Our `compute_metrics` function is a bit more complex than in the sequence classification task, as we need to ignore padding tokens (those where the label is `-100`).

In [16]:
from evaluate import load

metric = load("accuracy")

def compute_metrics(eval_pred):
    predictions, labels = eval_pred
    labels = labels.reshape((-1,))
    predictions = np.argmax(predictions, axis=2)
    predictions = predictions.reshape((-1,))
    predictions = predictions[labels!=-100]
    labels = labels[labels!=-100]
    return metric.compute(predictions=predictions, references=labels)

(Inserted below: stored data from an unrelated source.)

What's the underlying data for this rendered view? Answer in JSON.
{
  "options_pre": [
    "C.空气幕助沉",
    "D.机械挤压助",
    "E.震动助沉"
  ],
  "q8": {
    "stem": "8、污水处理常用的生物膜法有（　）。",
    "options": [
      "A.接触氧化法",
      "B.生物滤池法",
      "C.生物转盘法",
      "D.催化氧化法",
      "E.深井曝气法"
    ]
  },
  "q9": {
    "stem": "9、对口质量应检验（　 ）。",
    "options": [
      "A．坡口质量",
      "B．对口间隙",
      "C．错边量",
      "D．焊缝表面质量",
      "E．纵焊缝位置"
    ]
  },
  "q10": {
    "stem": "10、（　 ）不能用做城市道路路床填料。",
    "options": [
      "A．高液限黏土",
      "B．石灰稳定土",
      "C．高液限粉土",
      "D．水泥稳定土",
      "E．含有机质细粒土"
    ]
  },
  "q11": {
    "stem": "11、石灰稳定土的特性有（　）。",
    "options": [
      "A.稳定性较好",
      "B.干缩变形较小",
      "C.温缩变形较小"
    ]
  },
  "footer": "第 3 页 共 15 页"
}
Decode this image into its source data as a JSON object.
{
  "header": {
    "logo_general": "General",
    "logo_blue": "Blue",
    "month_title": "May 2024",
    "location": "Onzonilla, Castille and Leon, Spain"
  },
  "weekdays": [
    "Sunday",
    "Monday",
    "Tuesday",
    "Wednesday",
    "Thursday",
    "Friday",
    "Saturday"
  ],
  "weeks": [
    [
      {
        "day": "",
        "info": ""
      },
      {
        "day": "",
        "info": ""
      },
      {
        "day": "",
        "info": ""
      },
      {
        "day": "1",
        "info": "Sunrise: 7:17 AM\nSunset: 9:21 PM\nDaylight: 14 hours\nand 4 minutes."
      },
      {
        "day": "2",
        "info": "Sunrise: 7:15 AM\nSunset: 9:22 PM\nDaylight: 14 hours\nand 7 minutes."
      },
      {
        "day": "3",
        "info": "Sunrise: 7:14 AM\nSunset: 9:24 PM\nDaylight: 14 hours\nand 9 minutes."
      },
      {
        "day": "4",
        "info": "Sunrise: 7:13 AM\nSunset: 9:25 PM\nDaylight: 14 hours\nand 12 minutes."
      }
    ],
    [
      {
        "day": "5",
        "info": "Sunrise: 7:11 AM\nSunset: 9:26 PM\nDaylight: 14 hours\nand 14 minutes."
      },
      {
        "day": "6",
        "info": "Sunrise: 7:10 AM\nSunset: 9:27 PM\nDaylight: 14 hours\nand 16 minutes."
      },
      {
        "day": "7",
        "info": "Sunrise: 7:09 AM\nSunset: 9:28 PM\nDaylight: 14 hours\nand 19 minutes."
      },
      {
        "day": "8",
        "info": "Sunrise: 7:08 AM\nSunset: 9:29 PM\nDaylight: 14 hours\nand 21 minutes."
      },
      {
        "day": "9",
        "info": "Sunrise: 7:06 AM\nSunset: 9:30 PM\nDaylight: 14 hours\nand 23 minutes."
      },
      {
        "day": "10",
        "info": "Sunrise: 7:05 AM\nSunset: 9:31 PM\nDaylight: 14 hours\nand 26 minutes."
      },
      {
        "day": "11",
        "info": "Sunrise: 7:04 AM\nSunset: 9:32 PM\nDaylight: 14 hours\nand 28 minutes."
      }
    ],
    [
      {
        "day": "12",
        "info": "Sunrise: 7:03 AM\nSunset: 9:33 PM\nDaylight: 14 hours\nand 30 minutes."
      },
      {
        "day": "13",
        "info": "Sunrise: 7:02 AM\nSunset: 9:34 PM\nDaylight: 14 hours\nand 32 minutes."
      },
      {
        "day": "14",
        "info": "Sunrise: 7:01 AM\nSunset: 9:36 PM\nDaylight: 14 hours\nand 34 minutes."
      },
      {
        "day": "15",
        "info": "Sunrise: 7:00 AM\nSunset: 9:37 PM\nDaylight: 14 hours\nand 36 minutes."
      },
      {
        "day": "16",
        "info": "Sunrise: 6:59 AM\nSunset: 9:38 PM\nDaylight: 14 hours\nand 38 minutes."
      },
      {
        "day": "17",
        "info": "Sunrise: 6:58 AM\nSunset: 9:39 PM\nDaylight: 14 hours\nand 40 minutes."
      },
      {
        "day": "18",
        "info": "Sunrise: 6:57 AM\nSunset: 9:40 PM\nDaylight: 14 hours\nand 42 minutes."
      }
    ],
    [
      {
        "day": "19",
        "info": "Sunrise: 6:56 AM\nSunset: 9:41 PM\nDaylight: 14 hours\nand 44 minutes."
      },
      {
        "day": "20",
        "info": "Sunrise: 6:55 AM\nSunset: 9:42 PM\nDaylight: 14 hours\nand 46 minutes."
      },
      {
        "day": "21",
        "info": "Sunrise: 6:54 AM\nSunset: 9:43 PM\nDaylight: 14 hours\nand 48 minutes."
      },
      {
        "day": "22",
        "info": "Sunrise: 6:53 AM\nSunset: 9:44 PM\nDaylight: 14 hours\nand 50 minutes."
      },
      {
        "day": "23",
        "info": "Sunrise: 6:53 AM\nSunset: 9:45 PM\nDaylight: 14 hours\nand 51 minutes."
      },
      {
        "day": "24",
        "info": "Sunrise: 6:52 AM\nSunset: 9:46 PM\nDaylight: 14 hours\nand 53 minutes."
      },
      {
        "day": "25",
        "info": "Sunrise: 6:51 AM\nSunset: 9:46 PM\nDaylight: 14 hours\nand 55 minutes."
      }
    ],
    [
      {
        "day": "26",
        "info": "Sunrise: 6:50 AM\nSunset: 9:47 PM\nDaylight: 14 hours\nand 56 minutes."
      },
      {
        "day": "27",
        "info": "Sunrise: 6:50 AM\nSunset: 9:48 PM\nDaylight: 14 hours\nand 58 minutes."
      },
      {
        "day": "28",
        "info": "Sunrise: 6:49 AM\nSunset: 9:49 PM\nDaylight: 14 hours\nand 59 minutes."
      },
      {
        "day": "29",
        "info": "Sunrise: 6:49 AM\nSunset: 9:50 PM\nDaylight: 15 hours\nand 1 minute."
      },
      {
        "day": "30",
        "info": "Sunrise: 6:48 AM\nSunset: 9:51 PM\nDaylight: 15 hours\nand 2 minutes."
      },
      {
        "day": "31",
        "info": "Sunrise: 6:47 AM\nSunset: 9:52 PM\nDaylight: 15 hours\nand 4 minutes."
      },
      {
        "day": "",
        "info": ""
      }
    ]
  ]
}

And now we're ready to train our model!

In [18]:
trainers = [0,0,0,0]

for i in range(4):
    trainers[i] = Trainer(
        models[i],
        args,
        train_dataset=train_datasets[i],
        eval_dataset=test_datasets[i],
        tokenizer=tokenizers[i],
        compute_metrics=compute_metrics,
        data_collator=data_collator, 
        )

    trainers[i].train()



Epoch,Training Loss,Validation Loss,Accuracy
1,0.4461,0.433826,0.820073
2,0.3711,0.426254,0.825226
3,0.3023,0.443227,0.824271




Epoch,Training Loss,Validation Loss,Accuracy
1,0.3853,0.379402,0.831175
2,0.3388,0.375611,0.834506
3,0.2883,0.39622,0.831828




Epoch,Training Loss,Validation Loss,Accuracy
1,No log,0.509581,0.760567
2,0.532300,0.503572,0.761069
3,0.532300,0.493933,0.765113




Epoch,Training Loss,Validation Loss,Accuracy
1,No log,0.340275,0.906041
2,No log,0.329828,0.906041
3,No log,0.315165,0.906041


In [19]:
results = [0,0,0,0]

for i in range(4):
    results[i] = trainers[i].predict(val_datasets[i])
    print(results[i].metrics)

{'test_loss': 0.42773425579071045, 'test_accuracy': 0.824121256450892, 'test_runtime': 8.1066, 'test_samples_per_second': 135.939, 'test_steps_per_second': 17.023}


{'test_loss': 0.37525466084480286, 'test_accuracy': 0.8334674306148158, 'test_runtime': 8.159, 'test_samples_per_second': 135.065, 'test_steps_per_second': 16.914}


{'test_loss': 0.49315956234931946, 'test_accuracy': 0.7659964051134741, 'test_runtime': 6.001, 'test_samples_per_second': 106.15, 'test_steps_per_second': 13.331}


{'test_loss': 0.37525635957717896, 'test_accuracy': 0.8960250450621383, 'test_runtime': 0.4129, 'test_samples_per_second': 108.99, 'test_steps_per_second': 14.532}


In [20]:
for i in range(4):
    tokenizers[i].save_pretrained('models/esm_' + task_types[i])

In [21]:
for i in range(4):
    models[i].save_pretrained('models/esm_' + task_types[i])

This definitely seems harder than the first task, but we still attain a very respectable accuracy. Remember that to keep this demo lightweight, we used one of the smallest ESM models, focused on human proteins only and didn't put a lot of work into making sure we only included completely-annotated proteins in our training set. With a bigger model and a cleaner, broader training set, accuracy on this task could definitely go a lot higher!